For $1< p< \infty$ and $U\subset \mathbb{R}^d$, and let $p'$ be the conjugate of $p$. We say that a sequence $\{f_n\}\in L^p(U)$ converges weakly to $f\in L^p(U)$ if
$$ \lim_{n\to \infty}\int_U f_n(u) g(u) d(u)=\int_U f(u)g(u) d(u) \ \ \ \ \forall g\in L^{p'}(U). $$
Knowing a small amount of probability I think of weak-convergence as convergence in average (mentioned in these notes https://www.uio.no/studier/emner/matnat/math/MAT4380/v06/Weakconvergence.pdf Remark 1.2).
My question is what is so special about $L^1-$convergence? What are the usual ways to guarantee a sequence converges weakly somewhere in $L^1$ ?
First, a few general notions: Weak convergence of a sequence $(u_n)$ to $u$ in a Banach space $X$ means that $f(u_n)\rightarrow f(u)$ for all $f\in X^*.$ Weak* convergence of a sequence $(f_n)$ to $f$ in $X^*$ means that $f_n(u)\rightarrow f(u)$ for all $u\in X$.
Recall that for $1\leq p<\infty$ (and a nice enough measure space), $L^{p'}$ is isometrically isomorphic to the dual of $L^p$, where $1/p+1/p'=1,$ via the map $v\rightarrow I_v$ given by $$I_v(u)=\int uv\, dx,$$ where $u\in L^p.$ So, weak and weak* convergence get recast in this way.
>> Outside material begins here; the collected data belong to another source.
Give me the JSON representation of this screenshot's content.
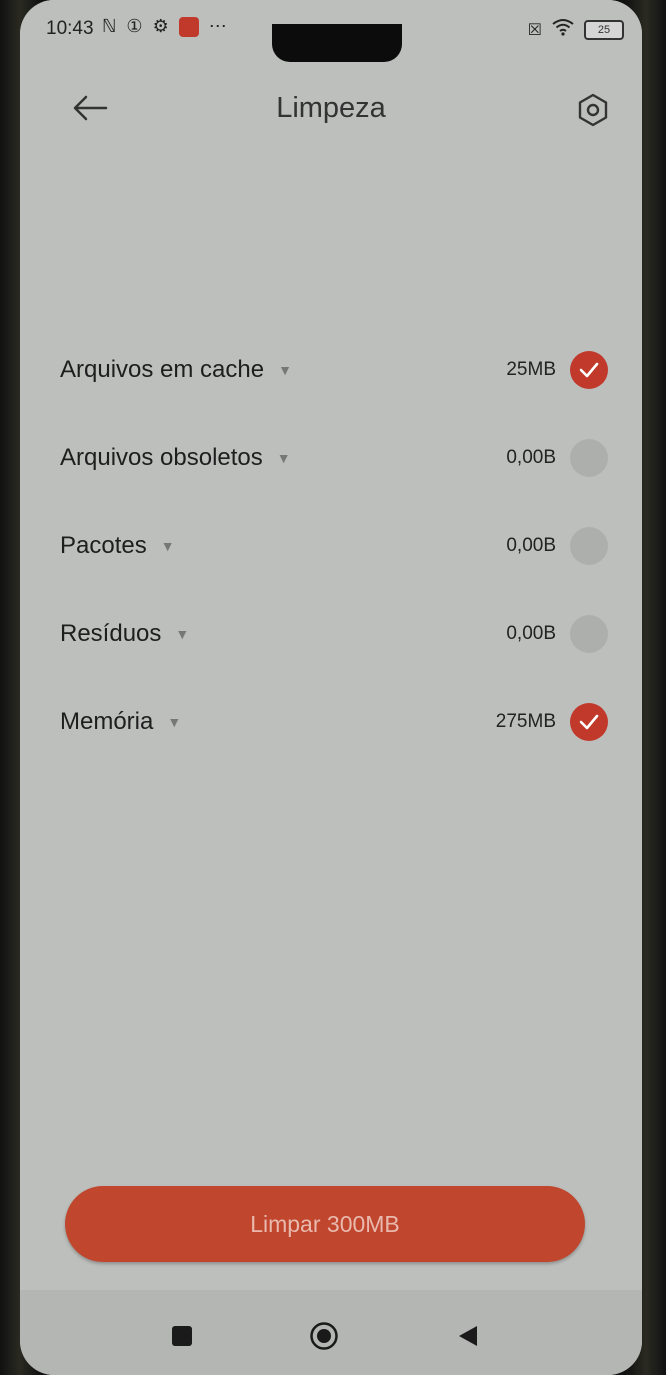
{
  "status_bar": {
    "time": "10:43",
    "battery": "25"
  },
  "toolbar": {
    "title": "Limpeza",
    "back_icon": "arrow-left-icon",
    "settings_icon": "hexagon-settings-icon"
  },
  "items": [
    {
      "label": "Arquivos em cache",
      "size": "25MB",
      "checked": true
    },
    {
      "label": "Arquivos obsoletos",
      "size": "0,00B",
      "checked": false
    },
    {
      "label": "Pacotes",
      "size": "0,00B",
      "checked": false
    },
    {
      "label": "Resíduos",
      "size": "0,00B",
      "checked": false
    },
    {
      "label": "Memória",
      "size": "275MB",
      "checked": true
    }
  ],
  "clean_button": {
    "label": "Limpar 300MB"
  },
  "colors": {
    "accent": "#c0392b",
    "button": "#c0462e"
  },
  "nav": {
    "recents_icon": "square-icon",
    "home_icon": "circle-icon",
    "back_icon": "triangle-back-icon"
  }
}
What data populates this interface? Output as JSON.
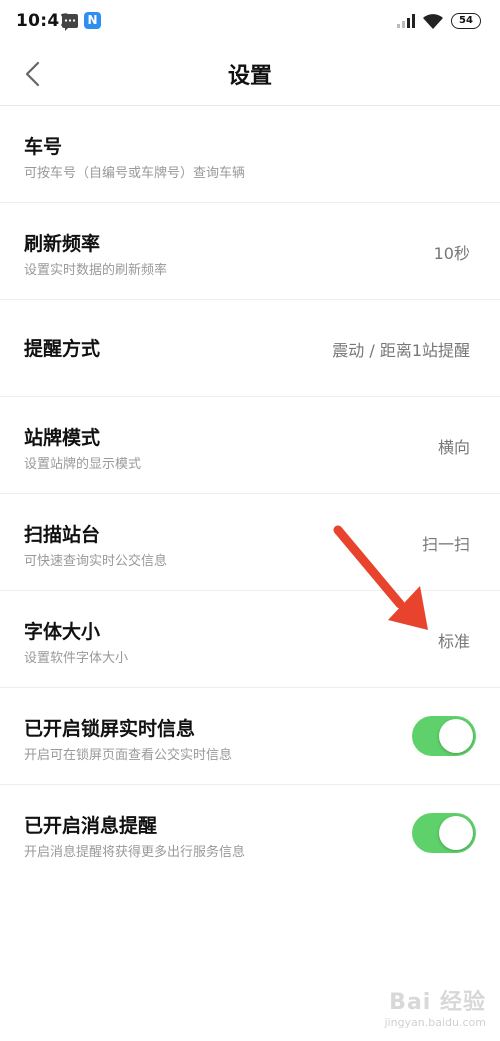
{
  "status_bar": {
    "time": "10:41",
    "app_badge": "N",
    "battery": "54"
  },
  "nav": {
    "title": "设置"
  },
  "settings": [
    {
      "title": "车号",
      "subtitle": "可按车号（自编号或车牌号）查询车辆",
      "value": ""
    },
    {
      "title": "刷新频率",
      "subtitle": "设置实时数据的刷新频率",
      "value": "10秒"
    },
    {
      "title": "提醒方式",
      "subtitle": "",
      "value": "震动 / 距离1站提醒"
    },
    {
      "title": "站牌模式",
      "subtitle": "设置站牌的显示模式",
      "value": "横向"
    },
    {
      "title": "扫描站台",
      "subtitle": "可快速查询实时公交信息",
      "value": "扫一扫"
    },
    {
      "title": "字体大小",
      "subtitle": "设置软件字体大小",
      "value": "标准"
    },
    {
      "title": "已开启锁屏实时信息",
      "subtitle": "开启可在锁屏页面查看公交实时信息",
      "toggle": true
    },
    {
      "title": "已开启消息提醒",
      "subtitle": "开启消息提醒将获得更多出行服务信息",
      "toggle": true
    }
  ],
  "watermark": {
    "logo": "Bai 经验",
    "url": "jingyan.baidu.com"
  },
  "colors": {
    "toggle_on": "#5fd16a",
    "annotation_arrow": "#e8432d"
  }
}
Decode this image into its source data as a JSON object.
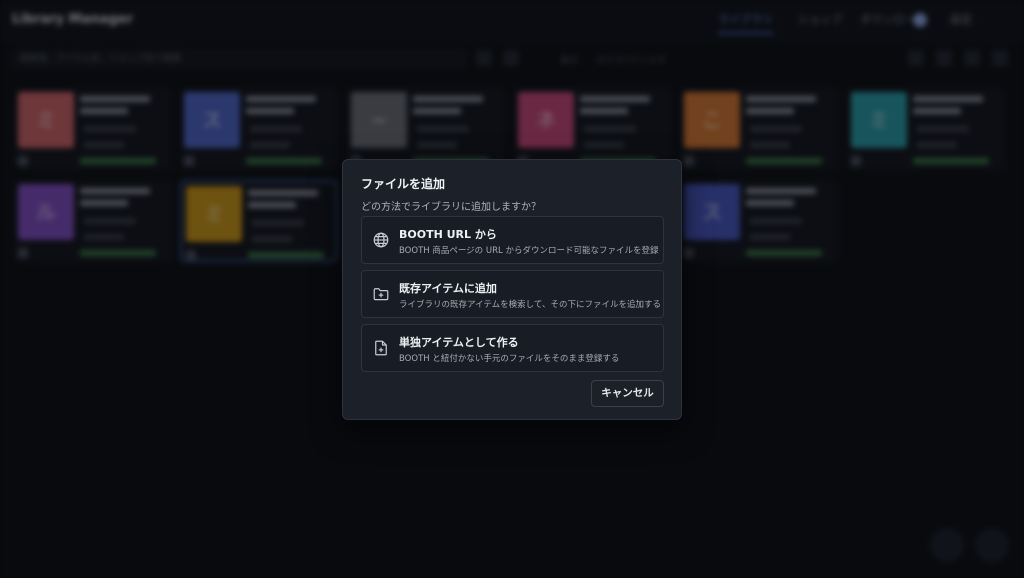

For $1<p<\infty,$ the $L^p$-spaces are reflexive, so the notions of weak and weak* are equivalent. While $L^1$ is not reflexive, it is true that the dual of $L^1(U)$ is $L^\infty(U)$, so weak* convergence of $(u_n)$ to $u$ in $L^\infty(U)$ means that $$\int_U u_n v\, dx\rightarrow \int_U uv\, dx$$ for all $v\in L^1(U).$ This is why the link makes a distinction when $p=\infty.$ Similarly, $(u_n)$ converges weakly to $u$ in $L^1(U)$ provided $$\int\limits_U u_nv\, dx\rightarrow \int_U uv\, dx$$ for all $v\in L^\infty(U).$